Now, let's look at the diverging. That was converging, now this is diverging. Image characteristics are the same no matter where the object is located, as far as the image is upright, smaller, and virtual. An example, an object is positioned 20 centimeters in front of a diverging mirror that has a focal length of a negative 0.5 centimeters. Here are the questions. Where is the image formed? Is the image upright or inverted? Is the image smaller or larger? Is the image real or virtual?
Well, let's work ourselves through this example or work through this example. First of all, the solution to, where is the image formed? Well, here's the equation. 1f, if you remember, hopefully, you copied this in your notes, 1f, 1 over f, is equal to 1 over s o plus 1, that is 1 s subscript o, and plus 1 divided by subscript s subscript i.
And so the equation is 1 divided by negative 1 divided by negative 5. That's coming from the focal length, negative 5 centimeters.
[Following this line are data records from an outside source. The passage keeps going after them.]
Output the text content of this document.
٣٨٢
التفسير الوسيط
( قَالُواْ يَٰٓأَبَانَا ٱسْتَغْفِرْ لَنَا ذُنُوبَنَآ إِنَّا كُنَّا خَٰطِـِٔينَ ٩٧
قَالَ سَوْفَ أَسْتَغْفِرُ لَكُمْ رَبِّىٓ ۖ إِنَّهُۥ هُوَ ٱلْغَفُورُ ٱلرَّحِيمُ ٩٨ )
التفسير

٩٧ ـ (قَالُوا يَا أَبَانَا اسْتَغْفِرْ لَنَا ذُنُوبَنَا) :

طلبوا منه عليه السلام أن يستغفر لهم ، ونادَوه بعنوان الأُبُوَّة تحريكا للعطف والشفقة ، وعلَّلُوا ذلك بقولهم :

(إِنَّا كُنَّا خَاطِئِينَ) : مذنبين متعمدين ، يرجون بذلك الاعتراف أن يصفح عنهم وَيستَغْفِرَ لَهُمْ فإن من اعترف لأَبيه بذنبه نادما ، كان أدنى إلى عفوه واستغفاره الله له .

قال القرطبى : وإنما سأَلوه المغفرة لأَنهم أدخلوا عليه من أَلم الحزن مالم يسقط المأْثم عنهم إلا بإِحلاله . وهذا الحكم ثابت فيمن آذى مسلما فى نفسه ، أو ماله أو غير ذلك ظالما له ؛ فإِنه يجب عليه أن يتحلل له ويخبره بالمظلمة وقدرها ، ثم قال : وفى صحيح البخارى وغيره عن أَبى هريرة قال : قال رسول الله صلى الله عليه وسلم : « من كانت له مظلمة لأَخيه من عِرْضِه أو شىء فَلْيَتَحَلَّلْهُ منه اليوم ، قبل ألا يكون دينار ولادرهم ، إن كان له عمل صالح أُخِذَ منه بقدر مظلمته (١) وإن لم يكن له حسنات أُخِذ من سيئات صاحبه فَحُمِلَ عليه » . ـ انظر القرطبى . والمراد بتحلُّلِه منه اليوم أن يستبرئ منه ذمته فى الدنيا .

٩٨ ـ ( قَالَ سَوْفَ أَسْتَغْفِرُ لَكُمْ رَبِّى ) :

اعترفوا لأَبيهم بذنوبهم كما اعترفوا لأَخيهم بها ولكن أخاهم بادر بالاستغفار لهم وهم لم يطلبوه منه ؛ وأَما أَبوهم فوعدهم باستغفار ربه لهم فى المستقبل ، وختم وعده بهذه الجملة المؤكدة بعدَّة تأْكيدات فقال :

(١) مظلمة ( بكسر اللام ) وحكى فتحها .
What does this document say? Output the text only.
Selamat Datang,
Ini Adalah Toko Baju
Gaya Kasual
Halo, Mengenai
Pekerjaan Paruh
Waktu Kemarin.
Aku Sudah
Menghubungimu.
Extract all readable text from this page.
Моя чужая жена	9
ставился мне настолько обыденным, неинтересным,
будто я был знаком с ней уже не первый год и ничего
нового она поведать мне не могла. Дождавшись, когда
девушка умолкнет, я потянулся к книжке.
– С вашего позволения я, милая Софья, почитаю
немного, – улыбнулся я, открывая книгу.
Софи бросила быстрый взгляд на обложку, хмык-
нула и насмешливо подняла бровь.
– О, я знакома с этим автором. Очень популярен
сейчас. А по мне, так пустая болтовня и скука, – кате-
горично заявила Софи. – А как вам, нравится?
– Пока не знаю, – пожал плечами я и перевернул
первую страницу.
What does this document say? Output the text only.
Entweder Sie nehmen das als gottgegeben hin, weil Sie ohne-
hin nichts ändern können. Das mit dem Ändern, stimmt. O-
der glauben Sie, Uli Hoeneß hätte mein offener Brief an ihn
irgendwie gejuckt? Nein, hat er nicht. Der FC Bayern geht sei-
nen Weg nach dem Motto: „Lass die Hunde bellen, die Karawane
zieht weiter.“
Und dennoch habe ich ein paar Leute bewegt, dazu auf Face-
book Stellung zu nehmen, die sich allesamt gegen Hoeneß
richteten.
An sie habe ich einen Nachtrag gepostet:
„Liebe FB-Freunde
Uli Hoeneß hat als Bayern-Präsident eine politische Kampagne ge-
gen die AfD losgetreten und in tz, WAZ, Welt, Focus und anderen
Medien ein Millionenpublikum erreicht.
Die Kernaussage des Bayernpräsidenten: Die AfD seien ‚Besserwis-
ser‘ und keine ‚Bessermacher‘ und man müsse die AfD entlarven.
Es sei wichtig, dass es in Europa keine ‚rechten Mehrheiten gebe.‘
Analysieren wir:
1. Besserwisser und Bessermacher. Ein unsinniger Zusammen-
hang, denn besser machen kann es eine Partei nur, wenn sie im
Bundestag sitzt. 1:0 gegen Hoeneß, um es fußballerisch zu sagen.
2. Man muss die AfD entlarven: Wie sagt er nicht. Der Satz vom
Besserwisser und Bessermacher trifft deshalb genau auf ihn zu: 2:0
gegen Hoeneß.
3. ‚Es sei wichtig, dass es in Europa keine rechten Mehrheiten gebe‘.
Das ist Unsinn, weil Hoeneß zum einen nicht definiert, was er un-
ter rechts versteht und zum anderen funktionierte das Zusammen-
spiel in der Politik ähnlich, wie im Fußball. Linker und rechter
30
And 1 is equal to 1 divided by 20 plus 1 divided by s of i. And that's what we're trying to find out, where is the image formed? Where is the image formed? So if you do the math, it says you have to divide, and multiply, and so forth. You would see that the image is formed negative 4 centimeters. That is to the right of the mirror.
The second question was, is the image upright or inverted? If you do the math here, M is equal to negative s i divided by s o. And we have M is negative 4 divided by 20. And since it's a negative, it's the opposite. That makes it a positive. 0.20.
And the positive indicates that it's an upright. Since it's magnification of 0.0 or 0.20, it is a smaller than. And because the image distance is negative, and we know that it was-- we were given that, it is a virtual image. We also know that because it's a diverge, diverging mirror.
Question
Positive and negative signs in these equations are essential. What does a negative location mean? What does a negative magnification mean? What does a negative height mean?
A negative location means that the image is behind the mirror. A negative magnification means the image is inverted (upside down). A negative height also means that the image is inverted.